2016/10/04
誌面情報 vol57
巻頭インタビュー
Q10.S-PDCASサイクルとはどのようなものでしょうか?
いわゆる一般的なPDCAサイクルではありますが、最初のSはStrategy(方略)で最後のSはShare(共有)です。つまり、最初にさまざまなリスクの中でも何を優先するのか検討し、それを一気にやるのではなく、中期で達成していくような明確な方略を立てていただきたいということ。そして、当該学校だけで活動を閉じるのではなく、家庭や地域に対して成果を発信するとともに近隣の学校にも発信
してもらう、こうした共有(Share)が必要になるということです。家庭や地域が参加してくれることによって、参加した方々は学校の安全に対しての意識を持ってくれるはずです。
Q11.学校独自の安全として生活安全、交通安全、災害安全としていますがこの意味は?
生活安全には防犯、下校時の安全も含まれます。それから子供たちの学校でのケガの予防です。交通安全は従来からの道路横断が中心ですが、近年は加害者になる事例の対策も必要です。中学生、高校生が加害者となって死亡事故を発生させることもあります。災害安全は地震、火災の対応です。

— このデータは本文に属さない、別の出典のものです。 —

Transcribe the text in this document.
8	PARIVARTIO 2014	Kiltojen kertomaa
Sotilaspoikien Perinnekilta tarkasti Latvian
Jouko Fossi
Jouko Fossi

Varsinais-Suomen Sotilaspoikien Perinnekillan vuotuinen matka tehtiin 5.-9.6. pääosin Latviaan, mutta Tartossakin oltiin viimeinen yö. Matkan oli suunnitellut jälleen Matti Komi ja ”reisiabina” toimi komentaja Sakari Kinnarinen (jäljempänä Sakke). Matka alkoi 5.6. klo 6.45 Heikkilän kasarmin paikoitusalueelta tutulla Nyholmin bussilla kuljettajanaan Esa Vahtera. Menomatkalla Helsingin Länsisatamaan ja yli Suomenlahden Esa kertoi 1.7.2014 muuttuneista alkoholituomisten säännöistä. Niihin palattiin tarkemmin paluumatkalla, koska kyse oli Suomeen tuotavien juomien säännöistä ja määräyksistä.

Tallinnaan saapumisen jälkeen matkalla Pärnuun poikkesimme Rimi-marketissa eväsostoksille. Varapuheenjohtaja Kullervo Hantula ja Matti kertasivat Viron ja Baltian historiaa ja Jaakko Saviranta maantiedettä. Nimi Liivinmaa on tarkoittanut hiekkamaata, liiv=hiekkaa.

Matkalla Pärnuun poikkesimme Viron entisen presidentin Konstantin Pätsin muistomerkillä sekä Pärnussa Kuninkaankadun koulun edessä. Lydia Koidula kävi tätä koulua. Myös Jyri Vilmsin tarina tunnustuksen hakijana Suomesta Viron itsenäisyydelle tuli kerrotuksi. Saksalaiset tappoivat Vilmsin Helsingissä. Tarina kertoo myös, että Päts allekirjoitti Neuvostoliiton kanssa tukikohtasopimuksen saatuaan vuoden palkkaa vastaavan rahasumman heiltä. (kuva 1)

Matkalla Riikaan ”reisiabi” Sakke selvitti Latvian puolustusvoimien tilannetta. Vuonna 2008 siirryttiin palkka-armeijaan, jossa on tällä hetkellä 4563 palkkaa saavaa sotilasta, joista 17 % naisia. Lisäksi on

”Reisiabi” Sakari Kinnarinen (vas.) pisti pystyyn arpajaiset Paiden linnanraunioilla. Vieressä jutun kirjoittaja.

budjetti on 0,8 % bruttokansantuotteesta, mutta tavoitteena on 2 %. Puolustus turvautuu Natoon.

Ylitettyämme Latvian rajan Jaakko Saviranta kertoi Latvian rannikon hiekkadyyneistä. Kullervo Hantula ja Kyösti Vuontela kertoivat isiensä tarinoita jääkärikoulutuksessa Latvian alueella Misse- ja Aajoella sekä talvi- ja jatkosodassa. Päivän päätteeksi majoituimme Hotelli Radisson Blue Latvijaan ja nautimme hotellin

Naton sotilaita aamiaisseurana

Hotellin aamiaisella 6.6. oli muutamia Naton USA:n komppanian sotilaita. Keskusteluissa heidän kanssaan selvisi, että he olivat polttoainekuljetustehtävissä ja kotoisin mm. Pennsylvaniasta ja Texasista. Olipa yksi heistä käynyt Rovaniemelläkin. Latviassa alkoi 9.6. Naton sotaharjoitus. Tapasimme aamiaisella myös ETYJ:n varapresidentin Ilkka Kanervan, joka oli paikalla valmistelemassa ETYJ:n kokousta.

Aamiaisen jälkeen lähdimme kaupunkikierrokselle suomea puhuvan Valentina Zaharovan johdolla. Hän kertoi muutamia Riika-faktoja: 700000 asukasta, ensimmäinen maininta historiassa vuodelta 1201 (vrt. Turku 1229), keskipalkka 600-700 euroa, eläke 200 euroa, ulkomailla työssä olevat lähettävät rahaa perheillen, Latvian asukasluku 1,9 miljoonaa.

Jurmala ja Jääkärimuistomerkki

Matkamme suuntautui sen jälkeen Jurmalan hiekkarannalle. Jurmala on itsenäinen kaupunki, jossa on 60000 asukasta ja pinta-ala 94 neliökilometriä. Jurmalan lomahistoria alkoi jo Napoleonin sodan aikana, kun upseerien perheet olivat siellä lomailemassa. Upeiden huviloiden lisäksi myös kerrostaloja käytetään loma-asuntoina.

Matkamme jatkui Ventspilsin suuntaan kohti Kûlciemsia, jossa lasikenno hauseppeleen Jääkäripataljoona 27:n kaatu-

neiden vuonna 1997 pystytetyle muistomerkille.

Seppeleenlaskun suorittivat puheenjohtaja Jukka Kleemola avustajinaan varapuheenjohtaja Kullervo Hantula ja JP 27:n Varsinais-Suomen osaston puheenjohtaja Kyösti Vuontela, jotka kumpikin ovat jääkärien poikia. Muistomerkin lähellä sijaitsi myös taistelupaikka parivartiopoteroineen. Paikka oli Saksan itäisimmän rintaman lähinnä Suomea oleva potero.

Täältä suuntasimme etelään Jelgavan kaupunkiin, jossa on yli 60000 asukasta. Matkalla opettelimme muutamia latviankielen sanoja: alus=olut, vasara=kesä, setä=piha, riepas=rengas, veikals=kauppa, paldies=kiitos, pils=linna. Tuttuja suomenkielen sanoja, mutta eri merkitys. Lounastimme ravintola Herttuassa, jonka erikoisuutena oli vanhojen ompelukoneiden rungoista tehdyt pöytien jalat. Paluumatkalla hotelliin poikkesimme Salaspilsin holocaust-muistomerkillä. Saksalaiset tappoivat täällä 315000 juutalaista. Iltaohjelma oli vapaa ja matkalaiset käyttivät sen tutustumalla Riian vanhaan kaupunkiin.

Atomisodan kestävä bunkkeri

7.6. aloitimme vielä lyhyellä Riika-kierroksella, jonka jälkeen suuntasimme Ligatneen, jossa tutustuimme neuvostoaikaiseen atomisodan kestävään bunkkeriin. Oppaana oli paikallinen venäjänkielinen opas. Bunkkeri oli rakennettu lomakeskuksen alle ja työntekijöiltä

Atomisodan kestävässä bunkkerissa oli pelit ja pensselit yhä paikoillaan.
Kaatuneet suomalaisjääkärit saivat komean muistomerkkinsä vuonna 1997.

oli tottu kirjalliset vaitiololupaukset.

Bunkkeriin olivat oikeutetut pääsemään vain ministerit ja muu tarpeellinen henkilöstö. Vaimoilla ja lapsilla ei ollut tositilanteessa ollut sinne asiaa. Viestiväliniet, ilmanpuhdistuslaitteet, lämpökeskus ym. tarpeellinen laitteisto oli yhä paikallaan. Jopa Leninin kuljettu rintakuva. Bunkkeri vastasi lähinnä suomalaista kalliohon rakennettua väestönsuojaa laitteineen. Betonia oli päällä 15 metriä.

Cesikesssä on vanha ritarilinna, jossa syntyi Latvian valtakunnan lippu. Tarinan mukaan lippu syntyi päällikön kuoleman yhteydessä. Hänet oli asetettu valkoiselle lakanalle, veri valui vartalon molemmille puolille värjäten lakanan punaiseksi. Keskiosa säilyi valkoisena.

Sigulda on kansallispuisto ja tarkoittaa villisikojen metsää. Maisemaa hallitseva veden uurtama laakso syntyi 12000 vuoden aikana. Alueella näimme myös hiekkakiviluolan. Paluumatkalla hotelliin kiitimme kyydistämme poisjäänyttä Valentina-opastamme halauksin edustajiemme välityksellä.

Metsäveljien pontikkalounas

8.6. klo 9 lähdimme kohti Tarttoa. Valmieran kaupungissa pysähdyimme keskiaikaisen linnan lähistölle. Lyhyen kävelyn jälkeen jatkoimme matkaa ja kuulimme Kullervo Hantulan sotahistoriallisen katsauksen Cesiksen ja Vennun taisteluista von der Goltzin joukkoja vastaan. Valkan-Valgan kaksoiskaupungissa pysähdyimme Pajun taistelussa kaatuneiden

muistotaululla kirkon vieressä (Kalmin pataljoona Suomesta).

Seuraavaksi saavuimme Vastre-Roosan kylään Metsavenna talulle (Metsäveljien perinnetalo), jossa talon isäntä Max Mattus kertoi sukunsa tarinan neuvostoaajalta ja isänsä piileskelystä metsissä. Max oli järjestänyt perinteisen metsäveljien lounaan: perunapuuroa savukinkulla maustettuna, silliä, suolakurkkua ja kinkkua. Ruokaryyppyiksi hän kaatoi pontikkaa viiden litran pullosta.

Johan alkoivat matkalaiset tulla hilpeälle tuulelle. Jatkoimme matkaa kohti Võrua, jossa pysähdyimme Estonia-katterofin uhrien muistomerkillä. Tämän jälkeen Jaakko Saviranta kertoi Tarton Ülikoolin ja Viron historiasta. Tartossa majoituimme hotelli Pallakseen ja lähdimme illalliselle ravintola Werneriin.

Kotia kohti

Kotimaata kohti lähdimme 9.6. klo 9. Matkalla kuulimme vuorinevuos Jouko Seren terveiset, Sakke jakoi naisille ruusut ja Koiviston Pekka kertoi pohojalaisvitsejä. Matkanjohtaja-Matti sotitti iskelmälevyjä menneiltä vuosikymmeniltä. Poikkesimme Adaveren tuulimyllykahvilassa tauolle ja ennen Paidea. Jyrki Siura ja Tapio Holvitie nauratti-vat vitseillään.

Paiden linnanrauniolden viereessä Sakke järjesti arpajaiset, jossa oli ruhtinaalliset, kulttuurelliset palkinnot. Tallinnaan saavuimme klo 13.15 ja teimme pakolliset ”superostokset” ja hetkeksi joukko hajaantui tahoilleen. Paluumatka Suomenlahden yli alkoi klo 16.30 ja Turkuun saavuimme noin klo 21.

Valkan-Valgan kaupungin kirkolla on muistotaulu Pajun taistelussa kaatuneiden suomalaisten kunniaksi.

このほか法律への対応として、点検については、各施設において遅滞なく実施しなければならないことが学校保健安全法に規定されていますし、29条には危機等発生時の対処要領の作成が規定されています。危機管理マニュアルを作れということです。災害安全に関しては地震、火災、台風のほか、洪水、大雪、停電も対象になります。より具体的な対策を考慮したマニュアルが必要だということです。
Q12.すべてを一気にやることは難しいですね。
全部一斉に始める必要はありません。例えば、最初は生活安全から始めてもらって、4年目から災害安全、6年目から交通安全というように段階的に広げていってもらえばいいと考えています。ですから中期計画が必要なのです。最初1年間のPDCAが動けば、あとは継続されていくはずなので、認証もすぐに渡すのではなく、取り組み開始から1年が経った時点で行います。
Q13.これまでにどのような学校が?
2014年11月に、学校危機メンタルサポートセンター内に、この認証を運用していく日本セーフティ・プロモーション・スクール協議会を設立し、2015年3月に池田小学校と池田中学校、それから東京都の台東区立金竜小学校の3校をモデル校として認証しました。今年3月には京都市立養徳小学校を認定し、このほか現在国内8校園、海外3校で正式に取り組みが始まり、その他多くの学校で認証に向け
た検討が始まっています。この取り組みは、政府からも有意義だと評価をいただき、今年から文科省の重点事業の1つに位置付けてもらいました。
Q14.これからの施設の危機管理のあり方についてどのようにお考えですか?
学校危機管理という観点から言えば、「三段階予防説」で考えています。1次予防は「発生の予防」で安全点検や安全教育であり、事件・事故の発生を予知・予測して必要な対策を講じるリスクマネジメントで、2次予防の「進行の予防」と3次予防の「再発の予防」は、不測の事態の発生に対して組織などが被るダメージを最小限に抑えるというクライシスマネジメントです。